The polymerase chain reaction (PCR) is widely regarded as the gold standard for nucleic acid detection. According to WHO recommendations, PCR (conventional or real-time) is a standard method for MPXV laboratory validation [23][51]. The detection can be combined with sequencing or other orthopox detection assays [24][19]. Conventional PCR-based MPXV detection involves PCR amplification and restriction digestion of the PCR-amplified fragments to identify MPXV based on restriction fragment length polymorphisms.
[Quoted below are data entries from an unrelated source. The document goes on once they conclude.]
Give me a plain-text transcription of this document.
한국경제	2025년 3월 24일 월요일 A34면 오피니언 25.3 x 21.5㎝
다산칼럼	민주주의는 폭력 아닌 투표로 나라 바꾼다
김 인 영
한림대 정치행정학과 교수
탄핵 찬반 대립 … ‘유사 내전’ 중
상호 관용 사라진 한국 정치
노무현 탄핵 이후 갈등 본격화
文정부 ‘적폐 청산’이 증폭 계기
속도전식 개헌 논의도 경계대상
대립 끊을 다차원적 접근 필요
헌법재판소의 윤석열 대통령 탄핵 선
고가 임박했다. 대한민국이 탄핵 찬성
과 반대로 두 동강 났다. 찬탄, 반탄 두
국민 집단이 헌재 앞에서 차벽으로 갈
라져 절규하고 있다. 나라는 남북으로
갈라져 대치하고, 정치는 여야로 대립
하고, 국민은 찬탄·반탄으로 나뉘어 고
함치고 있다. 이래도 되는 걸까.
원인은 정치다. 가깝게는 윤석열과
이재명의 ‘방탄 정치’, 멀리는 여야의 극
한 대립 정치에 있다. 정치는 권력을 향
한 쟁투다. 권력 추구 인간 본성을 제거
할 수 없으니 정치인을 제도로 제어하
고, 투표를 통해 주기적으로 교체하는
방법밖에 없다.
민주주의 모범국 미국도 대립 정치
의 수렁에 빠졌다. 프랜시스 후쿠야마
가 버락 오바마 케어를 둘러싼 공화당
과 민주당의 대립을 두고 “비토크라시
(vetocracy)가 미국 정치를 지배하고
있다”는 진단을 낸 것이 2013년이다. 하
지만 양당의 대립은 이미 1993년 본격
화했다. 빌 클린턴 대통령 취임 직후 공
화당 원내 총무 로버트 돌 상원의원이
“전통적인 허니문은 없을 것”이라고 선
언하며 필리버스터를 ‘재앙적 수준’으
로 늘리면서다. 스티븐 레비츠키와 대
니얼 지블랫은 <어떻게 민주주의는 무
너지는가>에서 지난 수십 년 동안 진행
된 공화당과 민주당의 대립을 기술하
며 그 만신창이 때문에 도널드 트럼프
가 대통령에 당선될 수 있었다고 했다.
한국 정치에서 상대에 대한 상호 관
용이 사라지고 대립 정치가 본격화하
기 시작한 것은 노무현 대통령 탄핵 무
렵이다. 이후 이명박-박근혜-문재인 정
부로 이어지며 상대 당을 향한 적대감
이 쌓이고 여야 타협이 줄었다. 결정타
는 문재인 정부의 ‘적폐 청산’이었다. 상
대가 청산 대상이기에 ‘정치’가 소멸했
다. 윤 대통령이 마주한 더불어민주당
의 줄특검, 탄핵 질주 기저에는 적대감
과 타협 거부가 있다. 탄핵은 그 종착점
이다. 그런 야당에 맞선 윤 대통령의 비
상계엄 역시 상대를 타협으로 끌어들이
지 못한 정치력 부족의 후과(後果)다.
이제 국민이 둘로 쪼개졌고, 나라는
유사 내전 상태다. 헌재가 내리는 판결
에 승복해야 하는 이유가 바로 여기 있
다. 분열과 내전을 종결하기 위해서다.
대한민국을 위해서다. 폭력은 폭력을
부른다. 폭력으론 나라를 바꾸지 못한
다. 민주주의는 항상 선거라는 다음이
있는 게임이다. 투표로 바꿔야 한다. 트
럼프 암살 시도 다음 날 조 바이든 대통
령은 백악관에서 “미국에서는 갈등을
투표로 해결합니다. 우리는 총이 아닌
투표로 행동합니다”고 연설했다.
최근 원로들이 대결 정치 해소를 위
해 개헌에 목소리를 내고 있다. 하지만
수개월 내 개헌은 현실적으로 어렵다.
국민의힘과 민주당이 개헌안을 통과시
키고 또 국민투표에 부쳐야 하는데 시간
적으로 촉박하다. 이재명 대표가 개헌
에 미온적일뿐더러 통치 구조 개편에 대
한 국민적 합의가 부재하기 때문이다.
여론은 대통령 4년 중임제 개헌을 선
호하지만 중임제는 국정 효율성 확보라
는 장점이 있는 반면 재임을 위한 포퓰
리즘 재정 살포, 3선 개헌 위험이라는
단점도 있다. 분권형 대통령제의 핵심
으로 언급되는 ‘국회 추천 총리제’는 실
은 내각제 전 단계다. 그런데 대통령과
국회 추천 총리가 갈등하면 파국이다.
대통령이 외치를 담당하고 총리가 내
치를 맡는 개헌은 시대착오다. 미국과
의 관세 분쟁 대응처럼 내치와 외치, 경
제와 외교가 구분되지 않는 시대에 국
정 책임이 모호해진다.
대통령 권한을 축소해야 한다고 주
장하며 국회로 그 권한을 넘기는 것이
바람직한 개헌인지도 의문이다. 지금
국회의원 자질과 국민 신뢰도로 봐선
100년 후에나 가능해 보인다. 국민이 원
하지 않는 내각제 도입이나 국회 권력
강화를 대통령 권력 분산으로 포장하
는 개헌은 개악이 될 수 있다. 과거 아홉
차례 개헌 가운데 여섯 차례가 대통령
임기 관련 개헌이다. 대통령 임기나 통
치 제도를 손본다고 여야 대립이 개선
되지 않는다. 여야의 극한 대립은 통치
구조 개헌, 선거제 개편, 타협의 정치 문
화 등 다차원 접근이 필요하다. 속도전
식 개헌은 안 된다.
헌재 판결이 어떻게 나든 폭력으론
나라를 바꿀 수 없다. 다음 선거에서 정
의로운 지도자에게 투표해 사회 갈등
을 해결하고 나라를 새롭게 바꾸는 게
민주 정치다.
A hemagglutinin PCR (HA-PCR) assay was developed based on MPXV-specific primers coupled with TaqI restriction digestion [25][52]. The method could not distinguish different MPXV isolates. To improve the detection accuracy of the PCR assay, an A-type inclusion body protein (ATI) gene has been used to detect MPXV and other orthopoxviruses based on PCR-based gene amplification and XbaI digestion [26][27][53,54]. The method can differentiate MPXV strains based on restriction digestion. In another development, the open reading frame (ORF) of the ATI gene was identified, sequenced, and compared with other related poxviruses [28][55]. Unique deletions were found in the OFR of MPXV and were harnessed for the specific detection of the MPXV ATI gene. This PCR method differentiates 19 MPXV strains. The specificity was confirmed by BglII restriction digestion.
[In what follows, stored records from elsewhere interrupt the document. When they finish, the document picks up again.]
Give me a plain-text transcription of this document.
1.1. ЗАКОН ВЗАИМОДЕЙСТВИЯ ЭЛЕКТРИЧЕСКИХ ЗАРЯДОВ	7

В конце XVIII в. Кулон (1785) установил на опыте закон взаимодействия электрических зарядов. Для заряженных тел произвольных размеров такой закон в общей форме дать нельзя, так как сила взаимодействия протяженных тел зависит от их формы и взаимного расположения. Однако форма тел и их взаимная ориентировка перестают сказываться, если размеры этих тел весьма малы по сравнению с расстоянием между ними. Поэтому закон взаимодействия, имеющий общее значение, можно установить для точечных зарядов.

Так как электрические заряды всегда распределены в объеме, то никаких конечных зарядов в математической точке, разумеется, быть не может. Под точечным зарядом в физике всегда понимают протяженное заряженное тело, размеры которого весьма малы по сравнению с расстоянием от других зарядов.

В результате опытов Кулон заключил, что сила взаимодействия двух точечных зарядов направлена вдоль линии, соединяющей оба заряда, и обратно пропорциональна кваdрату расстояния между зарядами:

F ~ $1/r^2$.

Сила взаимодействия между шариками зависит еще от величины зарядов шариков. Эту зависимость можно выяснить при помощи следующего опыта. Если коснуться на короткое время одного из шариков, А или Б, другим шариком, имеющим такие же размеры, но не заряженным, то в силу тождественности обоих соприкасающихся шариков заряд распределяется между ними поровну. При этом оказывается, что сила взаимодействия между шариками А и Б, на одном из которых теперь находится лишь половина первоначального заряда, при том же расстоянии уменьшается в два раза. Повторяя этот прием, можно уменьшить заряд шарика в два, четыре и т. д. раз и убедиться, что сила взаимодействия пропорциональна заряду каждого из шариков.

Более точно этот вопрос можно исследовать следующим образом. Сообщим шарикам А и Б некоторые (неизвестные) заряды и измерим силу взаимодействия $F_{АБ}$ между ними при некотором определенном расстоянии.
Compared to traditional PCR, real-time PCR is rapid and sensitive. Due to the low GC content and almost 90% genome identity with other Eurasian orthopoxviruses, designing an MPXV-specific TaqMan assay is challenging. Li et al. developed a real-time PCR assay where minor-groove-binding protein-based (MGB) probes were developed [29][56]. The use of MGB stabilizes probe–template interactions, enables the use of small probe sequences for single-nucleotide polymorphism (SNP) detection, and enhances assay sensitivity and specificity [30][57]. The method could detect 15 MPXV isolates at a 10 ng concentration. The assay efficiency with freshly diluted DNA is 97%, while it is reduced to 67% after multiple freeze–thaw cycles. These observations indicate that a fresh sample should be used in order to achieve maximum assay efficiency. The detection of MPXV and other orthopoxviruses based on melting-curve analysis (MCA) has also been reported [31][32][33][58,59,60]. Both clades (West African and Congo Basin) of MPXV have 99% sequence identity but are significantly different in terms of virulence [34][61]. It is a big challenge to develop a clade-specific real-time PCR detection approach due to the limited availability of unique sequences.
Multiplex detection can significantly reduce the misidentification of coexisting pathogens [35][36][63,64]. A multicolor, multiplex approach for MPXV detection was reported where MPXV was specifically detected in the presence of the variola virus (VARV) and the varicella-zoster virus (VZV) [37][65]. The target genes harboring unique sequences for MPXV, VARV, and VZV are F3L, B12R, and ORF38, respectively. The specificity of the developed approach is 100%, and LODs of 20 copies per reaction for MPXV and VARV and 50 copies per reaction for VZV were reported. The robustness of the approach was demonstrated by successfully detecting the different combinations of MPXV, VARV, and VZV samples.
The standard poxvirus detection approach combines the disease’s clinical symptoms with a generic poxvirus PCR assay, followed by a poxvirus-specific PCR assay [33][60]. These pan-pox real-time PCR methods are instrumental in the accurate diagnosis of poxvirus infection. Based on the GC content, the chordopoxviruses (poxviruses that infect vertebrates) of the subfamily Chordopoxvirinae have two distinct genome types: one genome type contains high GC content (>60%), while the other genome type is comprised of low GC content (30–40%) [38][66]. GC-content-based pan-pox PCR assays have been developed [38][66]. The assays are termed high-GC PCR and low-GC PCR assays. The developed PCR assays detected DNA samples from more than 150 isolates and strains of chordopoxviruses. The detection approach is based on conventional PCR, and PCR amplicons are evaluated by TaqI RFLP patterns. In a similar line of work, a real-time PCR assay for the universal detection of orthopoxviruses was reported [36][64]. The system was reported to be able to detect poxviruses excluded in a previous study [38][66] as well as those from the subfamily Entomopoxvirinae. This assay targets a 100 bp highly conserved sequence in the D6R gene of poxviruses. The specificity of the assay for vertebrate samples is 99.8%, while it is 99.7% for arthropod samples. The system is 100% sensitive for vertebrate samples and 86.6% sensitive for arthropod samples. The detection limits are reported to be 100 or 1000 copies per reaction, depending on the poxvirus species.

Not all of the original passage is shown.